Ante todo, observemos Dios quiso preparar a estos niños para su encuentro con Nuestra Señora por medio del Ángel de la Paz, casi un año antes. Fue en la primavera europea de 1916.
Algo curioso que notaron los niños es que las apariciones del ángel los dejaba como sin fuerzas, aunque con una gran paz.
Relata Lucía: Cuando hablábamos del Ángel, no sé lo que sentíamos. Jacinta decía:
– No sé lo que siento. Yo no puedo hablar, ni cantar, ni jugar, ni tengo fuerza para nada.
– Yo tampoco –respondió Francisco– pero… ¿qué importa? El Ángel es más bello que todo esto. Pensemos en él.

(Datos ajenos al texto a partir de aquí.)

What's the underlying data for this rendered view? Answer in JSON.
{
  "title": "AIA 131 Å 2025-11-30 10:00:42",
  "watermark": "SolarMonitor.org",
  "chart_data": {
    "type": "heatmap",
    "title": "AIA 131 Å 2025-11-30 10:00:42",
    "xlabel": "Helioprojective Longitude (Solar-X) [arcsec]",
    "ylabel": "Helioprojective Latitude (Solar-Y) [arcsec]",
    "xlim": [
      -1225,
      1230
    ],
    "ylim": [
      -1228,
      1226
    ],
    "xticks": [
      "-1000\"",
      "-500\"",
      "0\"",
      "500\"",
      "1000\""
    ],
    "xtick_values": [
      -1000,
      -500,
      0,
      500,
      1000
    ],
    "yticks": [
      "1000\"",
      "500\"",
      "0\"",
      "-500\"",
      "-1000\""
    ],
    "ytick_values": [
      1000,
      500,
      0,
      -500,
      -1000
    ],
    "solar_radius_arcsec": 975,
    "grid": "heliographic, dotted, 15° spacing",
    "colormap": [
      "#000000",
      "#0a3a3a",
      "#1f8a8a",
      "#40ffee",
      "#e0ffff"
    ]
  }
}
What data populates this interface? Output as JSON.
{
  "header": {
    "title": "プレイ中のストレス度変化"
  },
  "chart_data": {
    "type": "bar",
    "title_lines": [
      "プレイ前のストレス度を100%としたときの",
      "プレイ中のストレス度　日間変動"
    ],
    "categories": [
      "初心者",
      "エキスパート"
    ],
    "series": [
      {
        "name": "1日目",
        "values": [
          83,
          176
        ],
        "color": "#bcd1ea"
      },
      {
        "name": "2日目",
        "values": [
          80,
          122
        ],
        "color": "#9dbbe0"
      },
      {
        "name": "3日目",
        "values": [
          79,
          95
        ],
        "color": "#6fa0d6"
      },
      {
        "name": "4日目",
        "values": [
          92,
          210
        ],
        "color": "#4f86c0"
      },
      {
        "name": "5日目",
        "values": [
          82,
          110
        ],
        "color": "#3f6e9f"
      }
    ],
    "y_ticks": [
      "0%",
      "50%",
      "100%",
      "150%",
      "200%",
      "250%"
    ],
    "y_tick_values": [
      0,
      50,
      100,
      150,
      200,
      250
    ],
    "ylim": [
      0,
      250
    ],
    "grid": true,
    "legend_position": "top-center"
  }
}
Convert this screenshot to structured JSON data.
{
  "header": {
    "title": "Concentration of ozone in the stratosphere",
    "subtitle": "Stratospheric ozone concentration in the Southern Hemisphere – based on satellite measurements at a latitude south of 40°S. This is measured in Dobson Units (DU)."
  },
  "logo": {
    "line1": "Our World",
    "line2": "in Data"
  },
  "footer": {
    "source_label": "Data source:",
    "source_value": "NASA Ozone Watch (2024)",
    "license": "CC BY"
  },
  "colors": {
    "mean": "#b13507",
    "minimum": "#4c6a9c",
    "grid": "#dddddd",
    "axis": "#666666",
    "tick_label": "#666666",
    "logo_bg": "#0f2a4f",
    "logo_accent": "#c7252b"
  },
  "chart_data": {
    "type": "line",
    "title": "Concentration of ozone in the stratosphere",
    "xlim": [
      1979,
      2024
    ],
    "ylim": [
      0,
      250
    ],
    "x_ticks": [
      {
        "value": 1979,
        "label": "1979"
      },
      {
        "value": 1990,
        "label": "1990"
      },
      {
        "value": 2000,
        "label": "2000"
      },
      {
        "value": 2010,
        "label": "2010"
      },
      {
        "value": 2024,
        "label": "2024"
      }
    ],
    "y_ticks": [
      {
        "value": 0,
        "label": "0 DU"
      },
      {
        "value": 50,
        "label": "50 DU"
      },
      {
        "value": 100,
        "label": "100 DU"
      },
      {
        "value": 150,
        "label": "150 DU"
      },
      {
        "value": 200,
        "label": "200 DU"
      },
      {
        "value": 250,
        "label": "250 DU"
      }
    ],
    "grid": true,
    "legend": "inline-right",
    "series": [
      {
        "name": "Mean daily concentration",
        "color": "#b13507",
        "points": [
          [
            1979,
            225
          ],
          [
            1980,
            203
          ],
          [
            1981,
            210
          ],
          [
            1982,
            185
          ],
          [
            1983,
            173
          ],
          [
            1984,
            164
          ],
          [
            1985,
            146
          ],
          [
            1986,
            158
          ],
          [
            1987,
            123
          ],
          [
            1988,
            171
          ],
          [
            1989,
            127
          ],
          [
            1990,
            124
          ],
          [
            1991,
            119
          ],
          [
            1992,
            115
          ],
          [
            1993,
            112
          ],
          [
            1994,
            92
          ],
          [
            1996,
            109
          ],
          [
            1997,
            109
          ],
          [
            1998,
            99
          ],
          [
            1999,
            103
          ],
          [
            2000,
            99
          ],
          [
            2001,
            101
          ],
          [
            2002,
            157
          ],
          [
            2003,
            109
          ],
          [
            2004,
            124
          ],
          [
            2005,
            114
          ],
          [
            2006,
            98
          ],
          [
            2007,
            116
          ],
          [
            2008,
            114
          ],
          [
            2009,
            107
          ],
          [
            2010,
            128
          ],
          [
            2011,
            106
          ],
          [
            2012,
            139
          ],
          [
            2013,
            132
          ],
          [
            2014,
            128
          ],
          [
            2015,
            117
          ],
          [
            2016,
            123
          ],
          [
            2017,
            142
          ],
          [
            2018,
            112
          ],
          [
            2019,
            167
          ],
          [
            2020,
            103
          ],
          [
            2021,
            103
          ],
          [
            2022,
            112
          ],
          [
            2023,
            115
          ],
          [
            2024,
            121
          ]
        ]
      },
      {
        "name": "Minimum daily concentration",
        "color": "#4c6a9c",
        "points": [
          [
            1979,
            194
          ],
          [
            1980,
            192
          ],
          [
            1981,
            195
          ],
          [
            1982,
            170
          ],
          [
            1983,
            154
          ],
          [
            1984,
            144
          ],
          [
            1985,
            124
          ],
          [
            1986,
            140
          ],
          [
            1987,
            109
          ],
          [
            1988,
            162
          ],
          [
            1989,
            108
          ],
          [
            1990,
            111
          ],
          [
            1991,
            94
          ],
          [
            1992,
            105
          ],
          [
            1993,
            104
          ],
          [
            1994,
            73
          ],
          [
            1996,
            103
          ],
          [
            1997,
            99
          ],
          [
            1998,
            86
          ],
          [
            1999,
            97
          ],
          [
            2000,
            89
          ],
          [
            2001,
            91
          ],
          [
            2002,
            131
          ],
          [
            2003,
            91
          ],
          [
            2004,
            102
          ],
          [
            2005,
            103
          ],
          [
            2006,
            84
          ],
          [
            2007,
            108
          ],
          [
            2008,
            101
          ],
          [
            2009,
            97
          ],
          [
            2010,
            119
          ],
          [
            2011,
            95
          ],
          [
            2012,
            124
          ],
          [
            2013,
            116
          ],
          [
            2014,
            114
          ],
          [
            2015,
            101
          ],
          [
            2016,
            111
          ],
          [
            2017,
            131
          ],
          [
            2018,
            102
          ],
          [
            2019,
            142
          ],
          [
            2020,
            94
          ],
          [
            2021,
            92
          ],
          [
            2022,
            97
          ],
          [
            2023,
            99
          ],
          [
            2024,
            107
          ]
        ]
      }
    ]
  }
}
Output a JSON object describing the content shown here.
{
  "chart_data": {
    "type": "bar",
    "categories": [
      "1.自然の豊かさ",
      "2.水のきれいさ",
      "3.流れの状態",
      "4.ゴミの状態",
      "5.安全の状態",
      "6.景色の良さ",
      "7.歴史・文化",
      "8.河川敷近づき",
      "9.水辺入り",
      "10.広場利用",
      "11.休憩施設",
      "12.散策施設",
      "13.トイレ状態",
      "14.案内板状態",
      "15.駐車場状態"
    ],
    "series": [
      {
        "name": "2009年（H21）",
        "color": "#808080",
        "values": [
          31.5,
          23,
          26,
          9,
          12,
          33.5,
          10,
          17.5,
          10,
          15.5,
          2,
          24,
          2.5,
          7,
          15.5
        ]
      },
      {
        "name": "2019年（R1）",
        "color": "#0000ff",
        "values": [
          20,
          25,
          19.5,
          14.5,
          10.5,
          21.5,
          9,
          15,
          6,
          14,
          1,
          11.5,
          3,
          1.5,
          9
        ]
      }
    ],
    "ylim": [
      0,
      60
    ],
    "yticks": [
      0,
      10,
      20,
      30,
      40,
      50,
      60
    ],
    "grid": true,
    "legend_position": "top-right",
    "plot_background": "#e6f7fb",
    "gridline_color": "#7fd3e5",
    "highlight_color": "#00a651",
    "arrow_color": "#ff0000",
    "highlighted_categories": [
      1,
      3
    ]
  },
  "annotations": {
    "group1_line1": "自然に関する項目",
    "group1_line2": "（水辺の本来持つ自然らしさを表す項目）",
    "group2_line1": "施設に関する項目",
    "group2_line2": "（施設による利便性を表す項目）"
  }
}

No sé por qué las apariciones de Nuestra Señora producían en nosotros efectos muy diferentes. La misma alegría interior, la misma paz y felicidad, pero en vez de este abatimiento físico, una cierta agilidad expansiva; en vez de este anonadamiento en la Divina Presencia, un desborde de alegría; en vez de esa dificultad en hablar, un cierto entusiasmo comunicativo.
Si bien Dios tenía planes grandes y misteriosos sobre los tres niños, como se lo dijo el mismo ángel de la paz, ya antes de las apariciones ellos vivían en un clima de fe, esa fe que habían aprendido en su familia. Para ellos, hablar de Dios, de la Virgen, de los ángeles era cosa de todos los días, incluso en sus juegos: ellos decían que la luna era la lámpara de la Virgen, y el sol la de Jesús; las estrellas las encendían los ángeles. Cuando la luna no aparecía, decían que la lámpara de la Virgen se había quedado sin aceite.
Ellos tenían también sus defectos, pero Dios, que ama a todos, dice en el Evangelio que el Reino de los Cielos es de los niños. Por eso debemos conservar un corazón limpio.

Pidamos a Dios nuestro Padre que siempre pensemos en las cosas de la fe, que son importantes porque son verdaderas.
A partir de hoy, rezaremos la novena y las letanías en honor de los santos Jacinta y Francisco Marto. Si lo deseamos, podemos rezar también la Coronilla del Amor de la Sagrada Familia.